Fitch Warns: Vancouver’s Real Estate Market At Risk Due To Tax On Foreign Buyer

As sales activities continue to drop due to the new tax on foreign home buyers, analysts are more anxious as to whether or not the heavy tax fine imposed upon foreign speculators would result in unemployment, said Fitch Ratings on Monday.

In the beginning of August, the state implemented a 15% tax on foreign buyers to make sure the market isn’t flooded.

The new tax system will ensure buyers wouldn’t be able to buy a lot of properties, wrote Fitch analysts. However, as signs a market cool down continue to show even before the new tax was introduced, the value of houses in Vancouver are now more likely to change than ever before—which might affect the economy.

“We feel that the foreign investors have been propping up real estate in Vancouver, creating more demand, which is raising prices,” said Susan Hosterman, director of U.S. structured finance at Fitch Ratings.

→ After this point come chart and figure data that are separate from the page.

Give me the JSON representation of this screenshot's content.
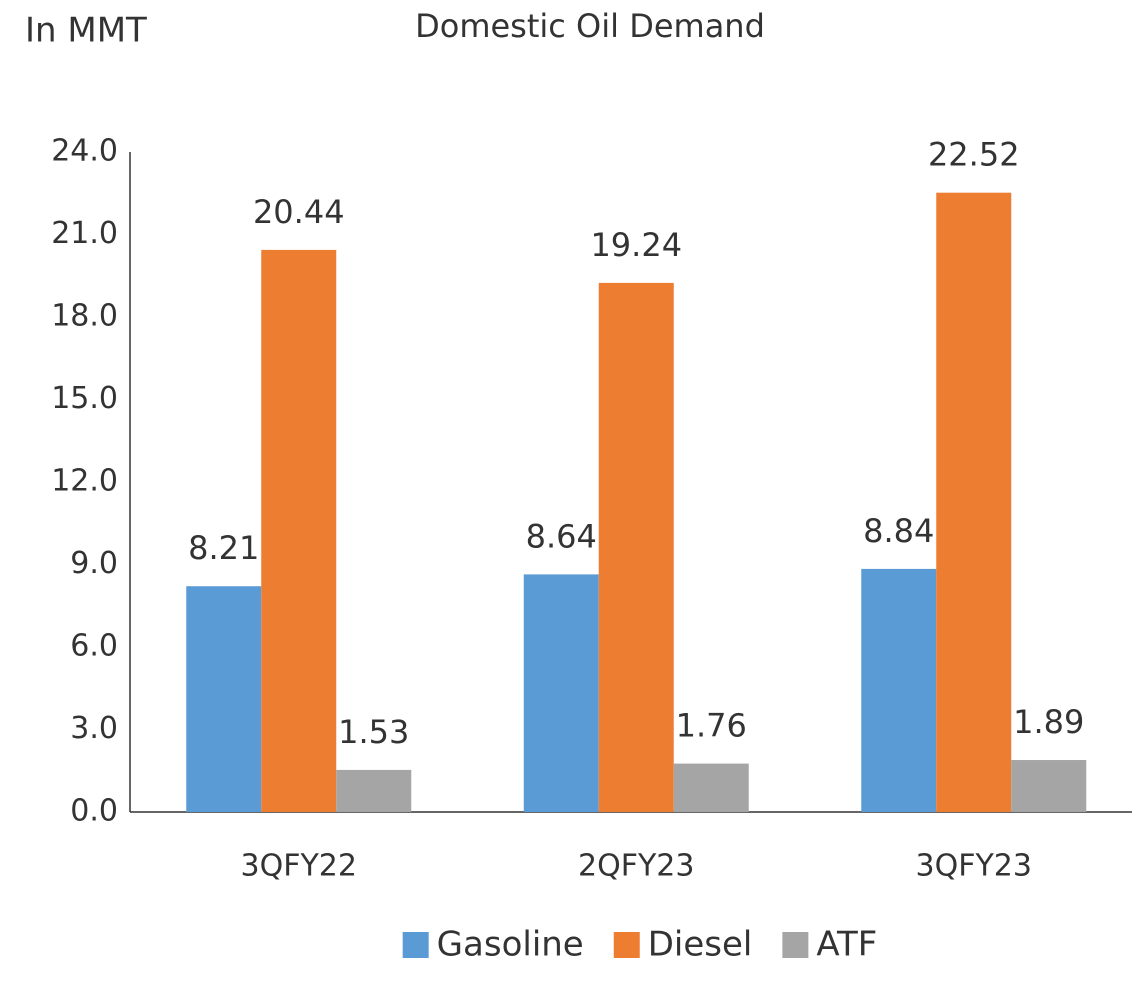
{
  "chart_data": {
    "type": "bar",
    "title": "Domestic Oil Demand",
    "y_label": "In MMT",
    "categories": [
      "3QFY22",
      "2QFY23",
      "3QFY23"
    ],
    "series": [
      {
        "name": "Gasoline",
        "color": "#5b9bd5",
        "values": [
          8.21,
          8.64,
          8.84
        ]
      },
      {
        "name": "Diesel",
        "color": "#ed7d31",
        "values": [
          20.44,
          19.24,
          22.52
        ]
      },
      {
        "name": "ATF",
        "color": "#a5a5a5",
        "values": [
          1.53,
          1.76,
          1.89
        ]
      }
    ],
    "ylim": [
      0,
      24
    ],
    "yticks": [
      {
        "value": 0,
        "label": "0.0"
      },
      {
        "value": 3,
        "label": "3.0"
      },
      {
        "value": 6,
        "label": "6.0"
      },
      {
        "value": 9,
        "label": "9.0"
      },
      {
        "value": 12,
        "label": "12.0"
      },
      {
        "value": 15,
        "label": "15.0"
      },
      {
        "value": 18,
        "label": "18.0"
      },
      {
        "value": 21,
        "label": "21.0"
      },
      {
        "value": 24,
        "label": "24.0"
      }
    ],
    "grid": false,
    "legend": "bottom"
  }
}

“With them potentially out of the picture, Vancouver is more susceptible to Canadian supply and demand behavior, which is mainly driven by employment.”

Despite the economic slowdown last year, the city’s job market has still managed to grow, unlike other parts of Canada. Hosterman is baffled by how long it would last, given the poor unemployment rates in other parts of the country.

In July, the city’s unemployment rate was 5.4%, according to a survey conducted by Statistics Canada. This is one of the lowest numbers recorded amongst the country’s major cities

Compared to long-term economic growth, national home prices are overvalued more than 20%, said Fitch. This puts the market at a huge risk.

Fitch reported that an updated overvaluation estimate would be published for the country’s major cities including Toronto and B.C by the end of this year.